Valentine of Rome, who was martyred for refusing to give up Christianity, died on February 14, 269 A.D. The Roman holiday Lupercalia and the Festival of Juno, devoted to fertility and purity, were celebrated in mid-February. In 1382 Geoffrey Chaucer wrote a poem (to honor the engagement of King Richard II of England to Anne of Bohemia) including the lines: “For this was sent on Valentines Day/When every bird cometh there to choose his mate.” In Shakespeare's Hamlet (1600-1601), the tragic Ophelia mentions that “Tomorrow is Valentine's Day." 

Nevertheless, the traditional U.S. holiday originated with a commercial effort. In 1847, the first mass-produced valentines—made of embossed paper lace—were produced and sold by Esther Howland of Worcester, Massachusetts. Howland was inspired by a decorated note she had received from a European lover. Luckily, her father owned and operated a large stationery store and her romantic whim soon turned profitable. Since 2001, the Greeting Card Association has been giving an annual "Esther Howland Award for a Greeting Card Visionary."

The U.S. Greeting Card Association estimates that approximately one billion valentines are sent each year worldwide, making the day the second largest card-sending holiday of the year behind Christmas. In the second half of the twentieth century, the practice of exchanging cards was extended to all manner of gifts, usually from a man to a woman. Expensive roses... expensive chocolates... and, in the 1980s, the diamond industry began to promote Valentine's Day as an occasion for giving jewelry.

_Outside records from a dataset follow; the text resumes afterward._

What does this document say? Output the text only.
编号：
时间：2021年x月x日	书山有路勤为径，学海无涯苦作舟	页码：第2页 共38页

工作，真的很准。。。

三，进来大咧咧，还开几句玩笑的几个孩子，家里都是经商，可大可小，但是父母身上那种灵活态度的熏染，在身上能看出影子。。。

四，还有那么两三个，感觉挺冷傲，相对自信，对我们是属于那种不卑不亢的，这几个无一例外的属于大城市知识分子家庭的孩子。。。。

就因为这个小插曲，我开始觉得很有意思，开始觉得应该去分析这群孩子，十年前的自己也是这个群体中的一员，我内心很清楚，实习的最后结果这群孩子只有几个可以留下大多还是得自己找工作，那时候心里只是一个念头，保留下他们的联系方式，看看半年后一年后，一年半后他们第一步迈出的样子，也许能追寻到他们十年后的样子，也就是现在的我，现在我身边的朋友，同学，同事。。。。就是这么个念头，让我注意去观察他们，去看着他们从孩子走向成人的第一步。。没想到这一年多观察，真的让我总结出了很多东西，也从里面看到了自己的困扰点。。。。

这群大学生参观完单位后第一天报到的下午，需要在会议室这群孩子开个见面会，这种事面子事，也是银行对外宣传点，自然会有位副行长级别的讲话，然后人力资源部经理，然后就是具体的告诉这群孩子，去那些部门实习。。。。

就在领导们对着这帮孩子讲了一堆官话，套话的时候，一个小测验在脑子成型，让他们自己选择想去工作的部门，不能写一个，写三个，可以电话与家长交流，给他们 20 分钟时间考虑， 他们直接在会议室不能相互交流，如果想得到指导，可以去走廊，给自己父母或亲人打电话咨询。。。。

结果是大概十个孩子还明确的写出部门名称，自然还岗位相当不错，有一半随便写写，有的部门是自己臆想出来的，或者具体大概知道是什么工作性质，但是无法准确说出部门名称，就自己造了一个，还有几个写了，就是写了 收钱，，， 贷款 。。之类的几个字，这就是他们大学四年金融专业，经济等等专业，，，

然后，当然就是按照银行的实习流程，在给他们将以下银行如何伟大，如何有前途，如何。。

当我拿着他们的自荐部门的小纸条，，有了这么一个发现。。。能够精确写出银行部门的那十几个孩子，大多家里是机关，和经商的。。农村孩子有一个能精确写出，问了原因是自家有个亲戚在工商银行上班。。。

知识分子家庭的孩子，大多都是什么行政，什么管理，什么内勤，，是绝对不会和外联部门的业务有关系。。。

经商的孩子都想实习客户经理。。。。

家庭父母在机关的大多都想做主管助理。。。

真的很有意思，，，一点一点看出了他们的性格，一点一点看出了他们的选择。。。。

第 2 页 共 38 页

As every holiday needs a magical mascot, Valentine's Day boasts the winged cherub Cupid. In Roman mythology, Cupid is the god of erotic love and sex. Throughout ancient mythological writing, Cupid is described as a lively youth known for riotous debauchery, pranks and spreading love. It is said that if Cupid shoots you with his arrow you will soon find your true love.

  • A recent survey shows that 77% of Americans believe they have experienced true love.
  • The same survey shows that 45% of Americans believe they married their true love.
  • The U.S. marriage rate has been incrementally dropping every year since the late 1990's.
  • The U.S. divorce rate has been incrementally dropping every year since the late 1970's
  • 80% of Americans who have gotten divorced have subsequently re-married.